Vitality 3: Slow Sunday

Since my word of the year is “vitality,” every Sunday I hope to share something with you all that makes me feel vital, sparkly, happy, and alive from different aspects of my life.  It isn’t about having a perfect life. It is about growing in wholeness and authenticity and living in joy, no matter what crosses our paths.

My little seven year old woke up one Saturday with an urge to start seeds in a paper egg carton.  Still in his pajamas, I helped him plant cosmos, evening primrose, several kinds of four o-clock’s and evening stock.  He said he was happy to see things grow because he loves nature so much. When his seeds started sprouting, he declared that his new little plants were cute.  What is better than seeing new life sprout and grow?
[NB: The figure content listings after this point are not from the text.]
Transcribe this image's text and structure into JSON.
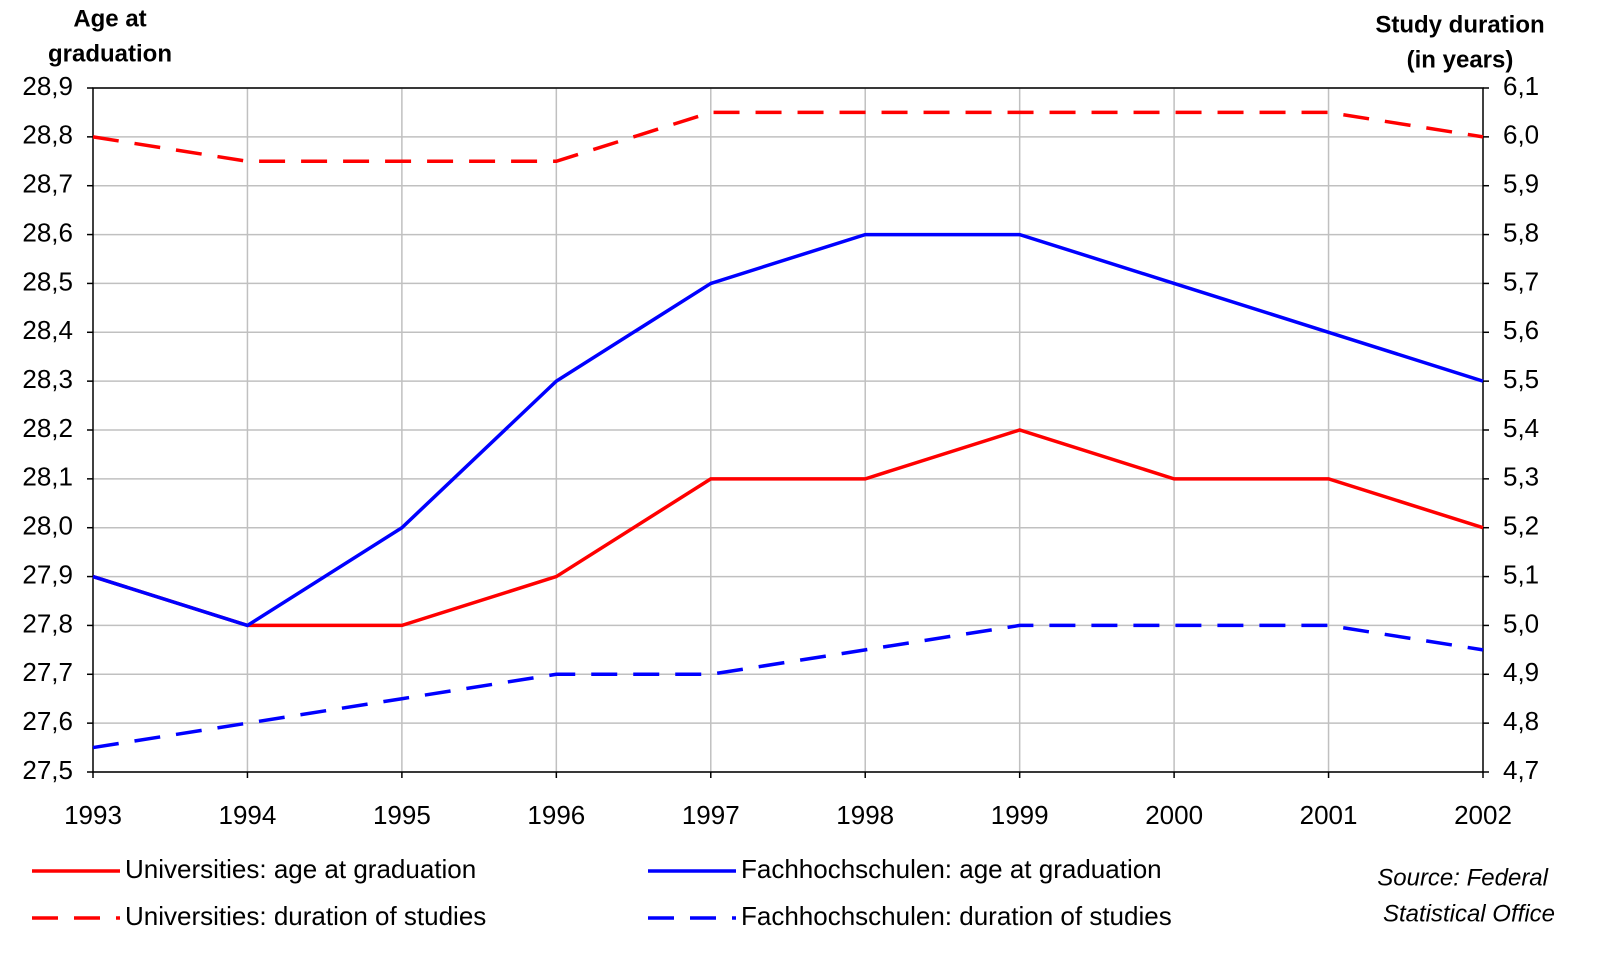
{
  "chart_data": {
    "type": "line",
    "ylabel": [
      "Age at",
      "graduation"
    ],
    "y2label": [
      "Study duration",
      "(in years)"
    ],
    "source": [
      "Source: Federal",
      "Statistical Office"
    ],
    "categories": [
      "1993",
      "1994",
      "1995",
      "1996",
      "1997",
      "1998",
      "1999",
      "2000",
      "2001",
      "2002"
    ],
    "grid": true,
    "ylim": [
      27.5,
      28.9
    ],
    "yticks": [
      {
        "value": 27.5,
        "label": "27,5"
      },
      {
        "value": 27.6,
        "label": "27,6"
      },
      {
        "value": 27.7,
        "label": "27,7"
      },
      {
        "value": 27.8,
        "label": "27,8"
      },
      {
        "value": 27.9,
        "label": "27,9"
      },
      {
        "value": 28.0,
        "label": "28,0"
      },
      {
        "value": 28.1,
        "label": "28,1"
      },
      {
        "value": 28.2,
        "label": "28,2"
      },
      {
        "value": 28.3,
        "label": "28,3"
      },
      {
        "value": 28.4,
        "label": "28,4"
      },
      {
        "value": 28.5,
        "label": "28,5"
      },
      {
        "value": 28.6,
        "label": "28,6"
      },
      {
        "value": 28.7,
        "label": "28,7"
      },
      {
        "value": 28.8,
        "label": "28,8"
      },
      {
        "value": 28.9,
        "label": "28,9"
      }
    ],
    "y2lim": [
      4.7,
      6.1
    ],
    "y2ticks": [
      {
        "value": 4.7,
        "label": "4,7"
      },
      {
        "value": 4.8,
        "label": "4,8"
      },
      {
        "value": 4.9,
        "label": "4,9"
      },
      {
        "value": 5.0,
        "label": "5,0"
      },
      {
        "value": 5.1,
        "label": "5,1"
      },
      {
        "value": 5.2,
        "label": "5,2"
      },
      {
        "value": 5.3,
        "label": "5,3"
      },
      {
        "value": 5.4,
        "label": "5,4"
      },
      {
        "value": 5.5,
        "label": "5,5"
      },
      {
        "value": 5.6,
        "label": "5,6"
      },
      {
        "value": 5.7,
        "label": "5,7"
      },
      {
        "value": 5.8,
        "label": "5,8"
      },
      {
        "value": 5.9,
        "label": "5,9"
      },
      {
        "value": 6.0,
        "label": "6,0"
      },
      {
        "value": 6.1,
        "label": "6,1"
      }
    ],
    "series": [
      {
        "name": "Universities: age at graduation",
        "color": "#ff0000",
        "dashed": false,
        "values": [
          27.9,
          27.8,
          27.8,
          27.9,
          28.1,
          28.1,
          28.2,
          28.1,
          28.1,
          28.0
        ]
      },
      {
        "name": "Universities: duration of studies",
        "color": "#ff0000",
        "dashed": true,
        "axis": "y2",
        "values": [
          6.0,
          5.95,
          5.95,
          5.95,
          6.05,
          6.05,
          6.05,
          6.05,
          6.05,
          6.0
        ]
      },
      {
        "name": "Fachhochschulen: age at graduation",
        "color": "#0000ff",
        "dashed": false,
        "values": [
          27.9,
          27.8,
          28.0,
          28.3,
          28.5,
          28.6,
          28.6,
          28.5,
          28.4,
          28.3
        ]
      },
      {
        "name": "Fachhochschulen: duration of studies",
        "color": "#0000ff",
        "dashed": true,
        "axis": "y2",
        "values": [
          4.75,
          4.8,
          4.85,
          4.9,
          4.9,
          4.95,
          5.0,
          5.0,
          5.0,
          4.95
        ]
      }
    ]
  }
}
I thought about how that is so much like how we are as human beings.  We can only be who we are:  imperfect.  We make mistakes and can only move forward.  We can do the best we can with the knowledge and experiences we have at this moment, and we may change our minds later with different knowledge and more experience.  We cannot please everyone, and nor should we.  I will never feel exactly the same way on every issue, every facet of parenting and every facet of  life that someone else will.  This is what makes us unique and our perspective valuable and is yet so often treated as an unfortunate or misguided thing.  And instead of seeing this as the possibility for growth, it becomes an area of polarization.
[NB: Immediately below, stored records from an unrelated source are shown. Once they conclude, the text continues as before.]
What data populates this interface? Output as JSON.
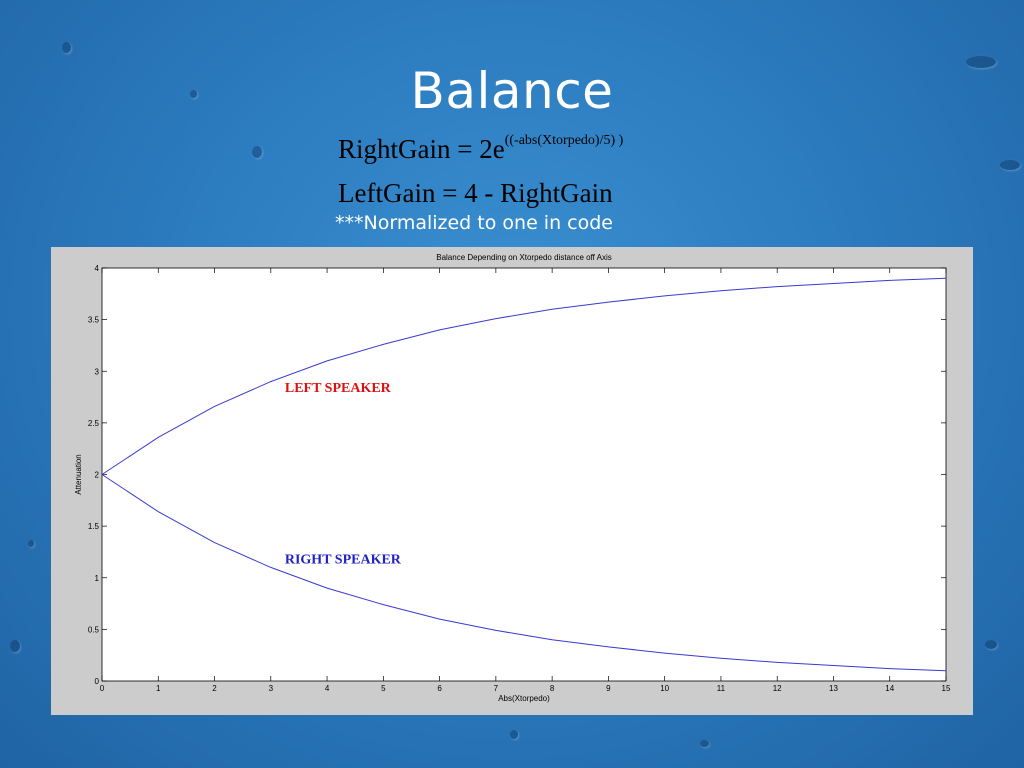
{
  "slide": {
    "title": "Balance",
    "formula_right": {
      "lhs": "RightGain",
      "eq": " = 2e",
      "exponent": "((-abs(Xtorpedo)/5) )"
    },
    "formula_left": "LeftGain = 4 - RightGain",
    "note": "***Normalized to one in code"
  },
  "colors": {
    "curve": "#3a3ad0",
    "left_label": "#e01010",
    "right_label": "#2020c8"
  },
  "chart_data": {
    "type": "line",
    "title": "Balance Depending on Xtorpedo distance off Axis",
    "xlabel": "Abs(Xtorpedo)",
    "ylabel": "Attenuation",
    "xlim": [
      0,
      15
    ],
    "ylim": [
      0,
      4
    ],
    "xticks": [
      "0",
      "1",
      "2",
      "3",
      "4",
      "5",
      "6",
      "7",
      "8",
      "9",
      "10",
      "11",
      "12",
      "13",
      "14",
      "15"
    ],
    "yticks": [
      "0",
      "0.5",
      "1",
      "1.5",
      "2",
      "2.5",
      "3",
      "3.5",
      "4"
    ],
    "grid": false,
    "x": [
      0,
      1,
      2,
      3,
      4,
      5,
      6,
      7,
      8,
      9,
      10,
      11,
      12,
      13,
      14,
      15
    ],
    "series": [
      {
        "values": [
          2.0,
          2.36,
          2.66,
          2.9,
          3.1,
          3.26,
          3.4,
          3.51,
          3.6,
          3.67,
          3.73,
          3.78,
          3.82,
          3.85,
          3.88,
          3.9
        ]
      },
      {
        "values": [
          2.0,
          1.64,
          1.34,
          1.1,
          0.9,
          0.74,
          0.6,
          0.49,
          0.4,
          0.33,
          0.27,
          0.22,
          0.18,
          0.15,
          0.12,
          0.1
        ]
      }
    ],
    "annotations": [
      {
        "text": "LEFT SPEAKER",
        "x": 3.25,
        "y": 2.8
      },
      {
        "text": "RIGHT SPEAKER",
        "x": 3.25,
        "y": 1.14
      }
    ]
  }
}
We live in a society that is becoming increasingly prone to difficulties in finding any common ground.  We live in a society where on Facebook or other social media we can pick apart any opinion,  event,  or happening and pare it down to the worst part about it, whether this worst part was true or imagined.  We live in a society where it is increasingly becoming safe to only be with others who think, parent, or live as we do.

Yet, studies show diversity makes us smarter.  This week, I hope to plants seeds of kindness and love by listening to others who are different than I am; people who have had different experiences and who hold different knowledge. I hope to get to know someone whom I don’t know very well, or to further learn about something I don’t know about.
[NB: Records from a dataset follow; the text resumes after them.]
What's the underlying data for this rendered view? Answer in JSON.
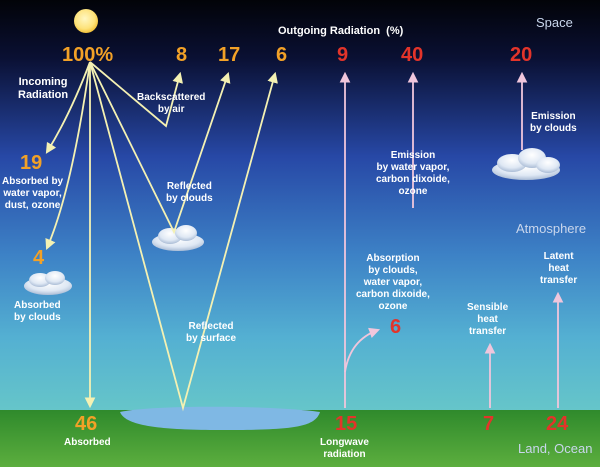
{
  "title": "Outgoing Radiation  (%)",
  "zones": {
    "space": "Space",
    "atmosphere": "Atmosphere",
    "land": "Land, Ocean"
  },
  "incoming": {
    "value": "100%",
    "label": "Incoming\nRadiation"
  },
  "absorbed_vapor": {
    "value": "19",
    "label": "Absorbed by\nwater vapor,\ndust, ozone"
  },
  "absorbed_clouds": {
    "value": "4",
    "label": "Absorbed\nby clouds"
  },
  "absorbed_surface": {
    "value": "46",
    "label": "Absorbed"
  },
  "backscattered": {
    "value": "8",
    "label": "Backscattered\nby air"
  },
  "reflected_clouds": {
    "value": "17",
    "label": "Reflected\nby clouds"
  },
  "reflected_surface": {
    "value": "6",
    "label": "Reflected\nby surface"
  },
  "outgoing_surface": {
    "value": "9"
  },
  "emission_vapor": {
    "value": "40",
    "label": "Emission\nby water vapor,\ncarbon dixoide,\nozone"
  },
  "emission_clouds": {
    "value": "20",
    "label": "Emission\nby clouds"
  },
  "absorption": {
    "value": "6",
    "label": "Absorption\nby clouds,\nwater vapor,\ncarbon dixoide,\nozone"
  },
  "longwave": {
    "value": "15",
    "label": "Longwave\nradiation"
  },
  "sensible": {
    "value": "7",
    "label": "Sensible\nheat\ntransfer"
  },
  "latent": {
    "value": "24",
    "label": "Latent\nheat\ntransfer"
  },
  "colors": {
    "shortwave": "#f2a127",
    "longwave": "#e3342a",
    "arrow_shortwave": "#f4f1b3",
    "arrow_longwave": "#f0c6dc",
    "sun": "#fde27a",
    "ground": "#3f9a34",
    "water": "#7fb8e4"
  }
}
May this week bring you seeds of love and kindness and may you plant some of your own.

Blessings and love,
Carrie

 

5 thoughts on “Vitality 3: Slow Sunday

  1. Such a beautiful, inspiring and timely post, Carrie! Thank you. It encourages me to hear your perspective as I see so many friends turning against one another, embittered by differences rather than viewing them an an opportunity for growth. I’m reading “The Book of Joy” right now and finding the wisdom of the Dalai Lama and Archbishop Tutu so inspiring and uplifting. Your post brought a small passage to mind. (Perhaps you’ve already read the book, but I thought I would share anyway.) It was on one of the rare occasions when the Dalai Lama and Archbishop Tutu disagreed on a point and the Dalai Lama came back with a quick little joke and a smile. The interviewer says, “And then I saw him do what each of them did throughout the dialogues when they would come to a point of disagreement: reaffirm the relationship and compliment the other.” I thought that was such a lovely idea; to go into a disagreement remembering what you value in the other person.